|
It's interesting that they wanted to add b' prefixes to all strings, and I wonder if they would have had a better experience by embracing regular strings instead. At least in Python 3, if your string only contains ASCII, then the underlying representation will use one byte per character, so ASCII-only strings are stored just as efficiently as ASCII-only bytes instances. I think there are two mental models for how to approach the str/bytes split: 1.) A `str` is for unicode use cases, and a `bytes` is better for cases that don't support unicode. 2.) A `bytes` is an array of numbers between 0 and 255. A `str` should almost always be used when your value is conceptually a sequence of characters. `str` doesn't imply that arbitrary unicode is allowed, and it's fine to have a convention that a particular `str` is ASCII-only, just like other conventions you might have on variable values.
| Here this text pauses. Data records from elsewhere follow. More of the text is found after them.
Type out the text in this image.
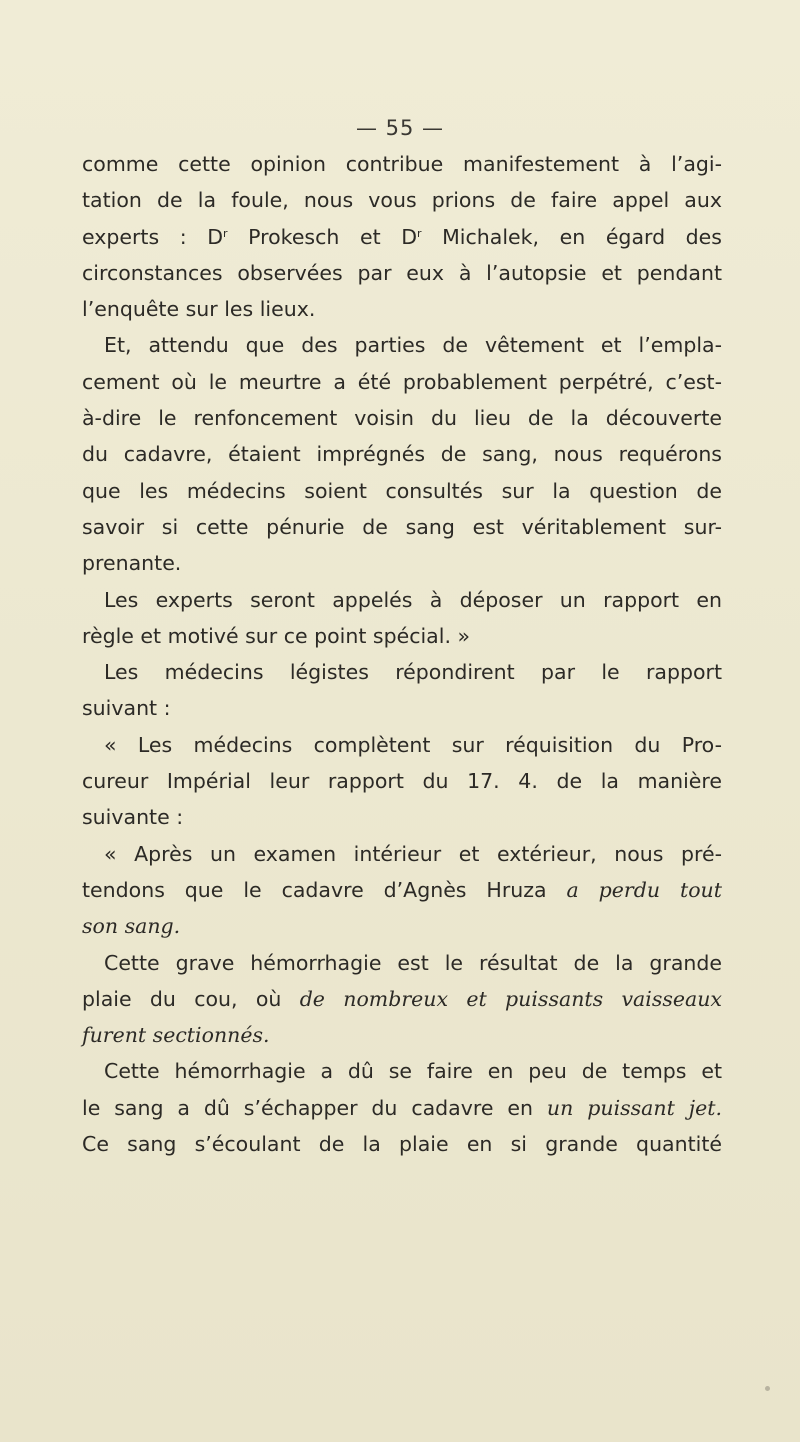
— 55 —
comme cette opinion contribue manifestement à l’agi-
tation de la foule, nous vous prions de faire appel aux
experts : $D^r$ Prokesch et $D^r$ Michalek, en égard des
circonstances observées par eux à l’autopsie et pendant
l’enquête sur les lieux.
Et, attendu que des parties de vêtement et l’empla-
cement où le meurtre a été probablement perpétré, c’est-
à-dire le renfoncement voisin du lieu de la découverte
du cadavre, étaient imprégnés de sang, nous requérons
que les médecins soient consultés sur la question de
savoir si cette pénurie de sang est véritablement sur-
prenante.
Les experts seront appelés à déposer un rapport en
règle et motivé sur ce point spécial. »
Les médecins légistes répondirent par le rapport
suivant :
« Les médecins complètent sur réquisition du Pro-
cureur Impérial leur rapport du 17. 4. de la manière
suivante :
« Après un examen intérieur et extérieur, nous pré-
tendons que le cadavre d’Agnès Hruza a perdu tout
son sang.
Cette grave hémorrhagie est le résultat de la grande
plaie du cou, où de nombreux et puissants vaisseaux
furent sectionnés.
Cette hémorrhagie a dû se faire en peu de temps et
le sang a dû s’échapper du cadavre en un puissant jet.
Ce sang s’écoulant de la plaie en si grande quantité
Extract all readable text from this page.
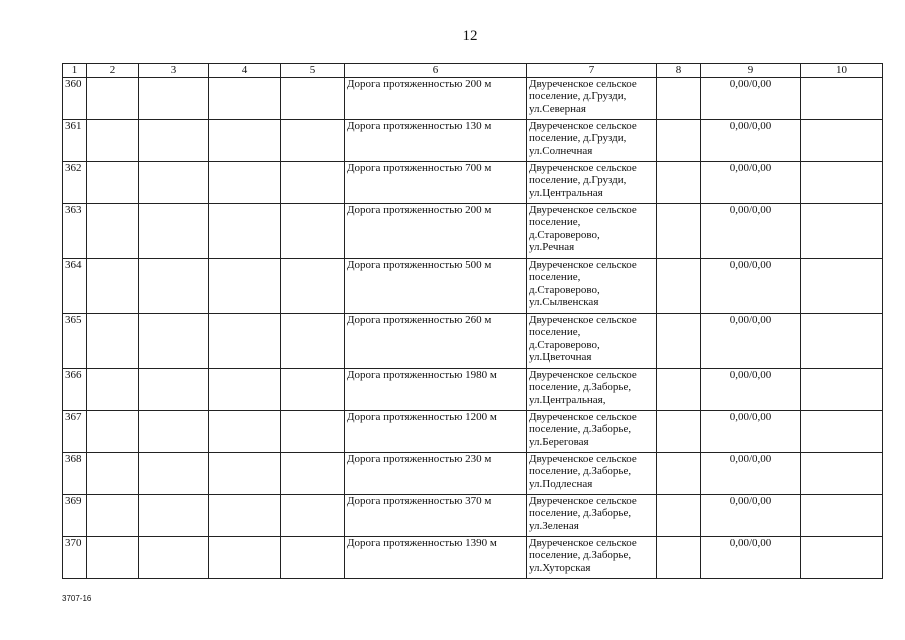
12
1	2	3	4	5	6	7	8	9	10
360					Дорога протяженностью 200 м	Двуреченское сельское
поселение, д.Грузди,
ул.Северная		0,00/0,00	
361					Дорога протяженностью 130 м	Двуреченское сельское
поселение, д.Грузди,
ул.Солнечная		0,00/0,00	
362					Дорога протяженностью 700 м	Двуреченское сельское
поселение, д.Грузди,
ул.Центральная		0,00/0,00	
363					Дорога протяженностью 200 м	Двуреченское сельское
поселение,
д.Староверово,
ул.Речная		0,00/0,00	
364					Дорога протяженностью 500 м	Двуреченское сельское
поселение,
д.Староверово,
ул.Сылвенская		0,00/0,00	
365					Дорога протяженностью 260 м	Двуреченское сельское
поселение,
д.Староверово,
ул.Цветочная		0,00/0,00	
366					Дорога протяженностью 1980 м	Двуреченское сельское
поселение, д.Заборье,
ул.Центральная,		0,00/0,00	
367					Дорога протяженностью 1200 м	Двуреченское сельское
поселение, д.Заборье,
ул.Береговая		0,00/0,00	
368					Дорога протяженностью 230 м	Двуреченское сельское
поселение, д.Заборье,
ул.Подлесная		0,00/0,00	
369					Дорога протяженностью 370 м	Двуреченское сельское
поселение, д.Заборье,
ул.Зеленая		0,00/0,00	
370					Дорога протяженностью 1390 м	Двуреченское сельское
поселение, д.Заборье,
ул.Хуторская		0,00/0,00	
3707-16
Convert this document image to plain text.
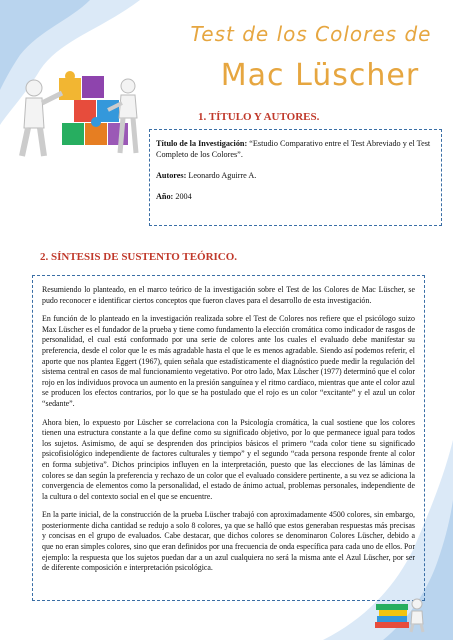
Test de los Colores de
Mac Lüscher
1. TÍTULO Y AUTORES.

Título de la Investigación: “Estudio Comparativo entre el Test Abreviado y el Test Completo de los Colores”.

Autores: Leonardo Aguirre A.

Año: 2004

2. SÍNTESIS DE SUSTENTO TEÓRICO.

Resumiendo lo planteado, en el marco teórico de la investigación sobre el Test de los Colores de Mac Lüscher, se pudo reconocer e identificar ciertos conceptos que fueron claves para el desarrollo de esta investigación.

En función de lo planteado en la investigación realizada sobre el Test de Colores nos refiere que el psicólogo suizo Max Lüscher es el fundador de la prueba y tiene como fundamento la elección cromática como indicador de rasgos de personalidad, el cual está conformado por una serie de colores ante los cuales el evaluado debe manifestar su preferencia, desde el color que le es más agradable hasta el que le es menos agradable. Siendo así podemos referir, el aporte que nos plantea Eggert (1967), quien señala que estadísticamente el diagnóstico puede medir la regulación del sistema central en casos de mal funcionamiento vegetativo. Por otro lado, Max Lüscher (1977) determinó que el color rojo en los individuos provoca un aumento en la presión sanguínea y el ritmo cardíaco, mientras que ante el color azul se producen los efectos contrarios, por lo que se ha postulado que el rojo es un color “excitante” y el azul un color “sedante”.

Ahora bien, lo expuesto por Lüscher se correlaciona con la Psicología cromática, la cual sostiene que los colores tienen una estructura constante a la que define como su significado objetivo, por lo que permanece igual para todos los sujetos. Asimismo, de aquí se desprenden dos principios básicos el primero “cada color tiene su significado psicofisiológico independiente de factores culturales y tiempo” y el segundo “cada persona responde frente al color en forma subjetiva”. Dichos principios influyen en la interpretación, puesto que las elecciones de las láminas de colores se dan según la preferencia y rechazo de un color que el evaluado considere pertinente, a su vez se adiciona la convergencia de elementos como la personalidad, el estado de ánimo actual, problemas personales, independiente de la cultura o del contexto social en el que se encuentre.

En la parte inicial, de la construcción de la prueba Lüscher trabajó con aproximadamente 4500 colores, sin embargo, posteriormente dicha cantidad se redujo a solo 8 colores, ya que se halló que estos generaban respuestas más precisas y concisas en el grupo de evaluados. Cabe destacar, que dichos colores se denominaron Colores Lüscher, debido a que no eran simples colores, sino que eran definidos por una frecuencia de onda específica para cada uno de ellos. Por ejemplo: la respuesta que los sujetos puedan dar a un azul cualquiera no será la misma ante el Azul Lüscher, por ser de diferente composición e interpretación psicológica.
My impression is that #1 is the Python 2 mental model and is tempting for Python 3, but that #2 often works better when writing Python 3 code. Under mental model #2, asking for "%s" formatting is really asking for a replacement strategy that detects the number 37 followed by the number 155 in an array of numbers and fills in a sub-array, which seems more strange and likely to get false positives if you're really working with binary data like the bytes of a .jpg file. That said, I'm sure the devil is in the details, and maybe a project like mercurial has to stay backcompat with bytes data that is neither ASCII nor valid UTF-8, or some other compelling reason to stick with bytes everywhere. |
I've had the same problem with a few Python 2 -> 3 conversions -- everything is fine until you have to operate on text or filenames which aren't valid utf8/unicode.